Bovine TB costs taxpayers over £100 million every year and England has the highest incidence of the disease in Europe. In 2015 alone over 28,000 cattle had to be slaughtered in England to control the disease, causing devastation and distress for farmers and rural communities, where herds have often been built up on family farms over many generations.
The government’s strategy includes tighter cattle measures, improved biosecurity and badger control in areas where the disease is rife. Advice from the Chief Veterinary Officer makes clear that dealing with the disease in both cattle and badgers is essential to tackle the disease effectively. This strategy is already delivering results: we are on track to achieve TB freedom to more than half of the country by 2020—the first time anywhere in England will have this status.
New measures outlined today include:
• Seven additional licences for badger control measures covering parts of Herefordshire, Gloucestershire, Cornwall, Devon and Dorset, with operations now underway.
• A consultation on introducing further cattle measures including more sensitive tests for TB-affected herds in the High Risk Area, and increased surveillance testing for herds in the Edge Area.
• A call for views on a more risk-based approach to TB testing of cattle herds in the High Risk Area.
• New farm advice packs to help farmers affected by bovine TB to improve the effectiveness of biosecurity measures on their farm.
• An updated online tool mapping the location of bovine TB incidents over the last five years to allow farmers to make informed decisions when buying livestock.
• A consultation on introducing further measures for controlling TB in non-bovine animals.
Farming Minister George Eustice said:
“Our comprehensive strategy to eradicate bovine TB in England is delivering results, with more than half the country on track to be free of the disease by the end of this Parliament.

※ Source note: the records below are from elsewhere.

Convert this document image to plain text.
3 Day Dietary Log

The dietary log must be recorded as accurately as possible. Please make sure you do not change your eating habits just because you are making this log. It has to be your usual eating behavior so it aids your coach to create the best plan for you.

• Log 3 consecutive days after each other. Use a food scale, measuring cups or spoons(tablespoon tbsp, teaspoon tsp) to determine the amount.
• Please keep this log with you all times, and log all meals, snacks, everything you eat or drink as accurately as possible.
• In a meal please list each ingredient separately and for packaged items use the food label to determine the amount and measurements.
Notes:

“Bovine TB has a devastating impact on farms, which is why we are taking strong action to eradicate the disease, including tighter cattle controls, improved biosecurity and badger control measures in areas where the disease is rife.
“The veterinary advice and the experience of other countries is clear—we will not be able to eradicate this disease unless we also tackle the reservoir of the disease in the badger population as well as cattle.
Chief Vet Nigel Gibbens said:
“Action to prevent infection of cattle from significant reservoirs of TB infection in local badger populations is an essential part of the government’s 25-year strategy to eradicate bovine TB in England.
“Proactive badger control is currently the best available option and the licensing of further areas is necessary to realise disease control benefits at regional rather than at local levels.”
In 2015 badger control operations in Somerset, Gloucestershire and Dorset were all successful in meeting their targets, and the government announced in December that it wanted to see badger control over a wider number of areas in 2016.
As part of its long-term strategy to eradicate bovine TB, the government has already introduced tougher movement controls and more frequent testing, as well as working with farmers, vets and others to improve biosecurity on farm and when trading.